Third, we have seen that transfer does not stand in a very strong relationship to other dimensions. This can be interpreted in such a way that transfer to non-academic institutions does not play a prominent role in the research activities of English departments.

Overall we can say that the results of the assessment can be regarded as highly reliable. This result will be to the liking of those that have received good ratings and will be sad news for those who have not reached satisfactory ratings. This brings us to the perhaps decisive question: so what? Or, more concretely, who will use these results and to what end? Who is the addressee of all these assessment efforts?

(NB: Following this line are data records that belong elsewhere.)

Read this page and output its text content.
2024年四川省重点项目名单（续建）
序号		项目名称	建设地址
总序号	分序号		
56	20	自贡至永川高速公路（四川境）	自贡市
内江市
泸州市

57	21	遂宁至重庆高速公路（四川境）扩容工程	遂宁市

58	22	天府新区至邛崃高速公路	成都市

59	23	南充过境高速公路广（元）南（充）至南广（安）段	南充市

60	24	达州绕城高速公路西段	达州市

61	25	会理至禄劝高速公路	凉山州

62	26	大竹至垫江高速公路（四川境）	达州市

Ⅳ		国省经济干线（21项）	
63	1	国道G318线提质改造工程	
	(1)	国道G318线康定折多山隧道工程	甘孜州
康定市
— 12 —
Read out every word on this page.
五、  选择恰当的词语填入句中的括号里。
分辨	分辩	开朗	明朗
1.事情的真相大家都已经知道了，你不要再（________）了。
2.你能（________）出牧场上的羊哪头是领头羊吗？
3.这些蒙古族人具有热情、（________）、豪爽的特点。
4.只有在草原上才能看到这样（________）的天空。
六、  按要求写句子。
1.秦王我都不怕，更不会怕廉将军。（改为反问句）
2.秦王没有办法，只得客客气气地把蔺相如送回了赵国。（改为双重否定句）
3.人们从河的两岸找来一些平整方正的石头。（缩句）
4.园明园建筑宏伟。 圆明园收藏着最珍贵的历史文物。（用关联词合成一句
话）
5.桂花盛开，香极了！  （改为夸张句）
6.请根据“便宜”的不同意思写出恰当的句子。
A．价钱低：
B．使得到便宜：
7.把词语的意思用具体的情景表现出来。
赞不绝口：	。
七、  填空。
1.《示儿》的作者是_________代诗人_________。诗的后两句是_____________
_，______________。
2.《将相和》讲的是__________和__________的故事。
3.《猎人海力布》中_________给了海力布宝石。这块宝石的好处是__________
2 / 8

One might first think of the ratees as primary addressees, as they receive feedback on many aspects of their work. It is highly doubtful, however, whether these scholars need such an assessment in order to learn something about the quality of their research. The scientific community provides constant and ample feedback, either by senior scholars (in the case of dissertations or habilitations, for example) or by peers (in the case of articles, books, jobs, promotion, project funding, prizes etc.), so that all of us seem to get enough feedback to have a fairly good idea about the quality of our own research. Furthermore, for reasons of privacy protection, the present project did not assess research quality at the level of the individual but only at the level of sections of institutions. The peers were actually sometimes quite unhappy about this restriction since there were sometimes large differences between individuals of one section. These differences then had to be averaged out, which made the assessment less accurate and meaningful than it could have been. For the individual scholar the assessment as done in this project is therefore not really helpful, unless it could be used to improve the situation of an individual section. A reality check of this aspect is sobering, however. While it has happened that universities boasted the achievements of their respective English department as attested in this project on their university websites, I have heard of no tangible increased support (financial or other) accompanying such advertisements.

Let us therefore turn to the other potential addressees of research assessments, i.e. institutions that could use the data for their decision-making (at the departmental, faculty or university level). A discussion of the details of how exactly assessment results may feed into structural or financial decisions taken by university bodies are beyond the scope of this paper, but in general one should be in favour of such decisions being based on trustworthy and reliable data, rather than on the personal biases of decision-makers and their advisors. The present assessment of the research quality of English department certainly provides such a data base.

It should be clear, however, that success in the domain of research is only one criterion for decisions in very complex institutional settings. Apart from information on their research the institutions were also asked to provide information on the institutional settings (e.g. number of students, number of exams, number and structure of staff, number and kinds of study programs etc.). This information clearly indicated that the structural and institutional conditions in many of the departments we assessed are often quite detrimental to the aim of generating excellent research.